Although the bulk of the books included were written in English (about 72 percent), users can also search works written in French, Spanish, German, Chinese, Russian and Hebrew. The data also becomes more robust over time, with only a few books coming from the early 1500s and billions of printed words catalogued each year by the 20th century.

Google has been partnering with university libraries, publishing houses and other organizations to acquire digital scans of as many books as possible. Michel and his colleagues selected about a third of books that have been digitized so far (about five million of some 15 million), which represents approximately 4 percent of books ever published. "Our number-one criteria is getting the books that have high-quality metadata," Michel says. When a book's publication date is incorrectly noted in the metadata, it distorts that dataset, so those volumes with erroneous information attached were excluded.

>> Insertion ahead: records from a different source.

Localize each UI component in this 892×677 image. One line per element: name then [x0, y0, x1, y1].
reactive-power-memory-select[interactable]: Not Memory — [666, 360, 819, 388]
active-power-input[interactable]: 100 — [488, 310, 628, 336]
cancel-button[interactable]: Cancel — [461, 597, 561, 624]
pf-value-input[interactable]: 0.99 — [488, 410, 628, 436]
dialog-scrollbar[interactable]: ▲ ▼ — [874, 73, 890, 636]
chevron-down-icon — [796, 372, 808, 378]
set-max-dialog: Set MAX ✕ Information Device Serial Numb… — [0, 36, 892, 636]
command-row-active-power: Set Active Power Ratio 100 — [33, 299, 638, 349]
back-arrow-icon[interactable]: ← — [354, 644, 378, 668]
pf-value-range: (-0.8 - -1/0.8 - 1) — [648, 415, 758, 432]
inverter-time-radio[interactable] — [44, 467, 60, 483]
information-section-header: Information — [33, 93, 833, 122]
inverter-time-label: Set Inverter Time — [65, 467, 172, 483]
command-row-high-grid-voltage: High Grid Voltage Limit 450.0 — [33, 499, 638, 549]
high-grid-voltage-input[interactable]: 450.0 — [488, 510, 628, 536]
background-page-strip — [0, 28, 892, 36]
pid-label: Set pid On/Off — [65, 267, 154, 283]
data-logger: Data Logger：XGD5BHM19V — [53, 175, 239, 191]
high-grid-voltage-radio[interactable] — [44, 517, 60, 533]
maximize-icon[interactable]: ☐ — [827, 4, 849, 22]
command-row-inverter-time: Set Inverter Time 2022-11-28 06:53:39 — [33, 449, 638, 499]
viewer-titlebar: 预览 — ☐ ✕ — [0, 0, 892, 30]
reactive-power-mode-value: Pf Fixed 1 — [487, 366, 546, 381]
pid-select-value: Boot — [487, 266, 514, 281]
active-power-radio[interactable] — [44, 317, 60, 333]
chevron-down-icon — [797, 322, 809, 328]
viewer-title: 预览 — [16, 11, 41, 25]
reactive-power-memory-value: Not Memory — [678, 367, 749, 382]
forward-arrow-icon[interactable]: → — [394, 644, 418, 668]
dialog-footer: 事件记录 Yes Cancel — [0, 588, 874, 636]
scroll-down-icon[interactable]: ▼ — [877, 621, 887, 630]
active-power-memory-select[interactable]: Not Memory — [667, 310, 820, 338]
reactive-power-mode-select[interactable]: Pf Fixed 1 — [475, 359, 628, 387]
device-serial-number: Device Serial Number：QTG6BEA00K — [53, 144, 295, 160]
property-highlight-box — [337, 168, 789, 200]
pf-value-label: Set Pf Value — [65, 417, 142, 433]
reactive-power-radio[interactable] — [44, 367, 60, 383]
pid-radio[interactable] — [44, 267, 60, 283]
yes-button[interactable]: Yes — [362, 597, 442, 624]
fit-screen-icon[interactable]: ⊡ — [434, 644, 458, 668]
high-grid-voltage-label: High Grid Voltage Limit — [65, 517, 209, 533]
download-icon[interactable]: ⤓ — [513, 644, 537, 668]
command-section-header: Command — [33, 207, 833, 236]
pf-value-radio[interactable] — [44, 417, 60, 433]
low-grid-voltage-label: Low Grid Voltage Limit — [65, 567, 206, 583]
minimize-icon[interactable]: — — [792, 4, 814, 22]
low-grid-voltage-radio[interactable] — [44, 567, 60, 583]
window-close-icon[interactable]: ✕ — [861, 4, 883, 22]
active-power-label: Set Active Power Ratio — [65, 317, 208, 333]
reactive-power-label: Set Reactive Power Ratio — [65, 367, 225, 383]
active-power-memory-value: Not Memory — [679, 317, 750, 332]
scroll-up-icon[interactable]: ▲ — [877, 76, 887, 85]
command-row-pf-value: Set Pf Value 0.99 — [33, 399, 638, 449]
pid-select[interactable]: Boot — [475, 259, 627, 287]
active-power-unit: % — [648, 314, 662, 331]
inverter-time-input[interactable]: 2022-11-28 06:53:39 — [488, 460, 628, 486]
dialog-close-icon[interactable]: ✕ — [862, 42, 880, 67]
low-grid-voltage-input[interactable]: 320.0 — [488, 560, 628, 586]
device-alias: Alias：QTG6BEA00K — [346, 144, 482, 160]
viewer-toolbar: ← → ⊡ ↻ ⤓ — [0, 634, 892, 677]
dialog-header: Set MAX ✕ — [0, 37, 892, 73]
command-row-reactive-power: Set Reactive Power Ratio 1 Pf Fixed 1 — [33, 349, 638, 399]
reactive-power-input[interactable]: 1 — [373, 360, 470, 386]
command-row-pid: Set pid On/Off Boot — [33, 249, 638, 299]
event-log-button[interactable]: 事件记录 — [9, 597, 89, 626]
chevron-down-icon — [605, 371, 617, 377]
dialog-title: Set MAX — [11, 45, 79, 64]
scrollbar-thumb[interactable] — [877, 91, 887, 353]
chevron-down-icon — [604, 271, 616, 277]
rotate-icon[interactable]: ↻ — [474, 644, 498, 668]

Even with a smaller sample of digital works, the current dataset and analysis tools for the Books Ngram Viewer took about four years to put together. Michel says it was "our personal folly when we started it—we didn't realize how long it would take." And the goal is to expand the searchable corpus—not just to more tomes, but also to magazines, newspapers, blogs and even non-text-based products, such as artwork.

Beyond types of sources, broadening the scope of the search unit would increase the value of these sorts of quantitative methods, Dames notes, adding that it will be crucial to be able to investigate things such as shifts in genre and narrative form. "This seems like it would be the necessary next frontier for quantitative work in the humanities: studies of forms larger than the single word." 

In the meantime, the researchers have encouraged the public to search away on the site—or download the hefty data set for their own analyses. "I think it could be a source of wonder for awhile," Michel says. To wit: although it peaked way back in the mid-19th century, the frequency of "procrastination" has been climbing since 2000.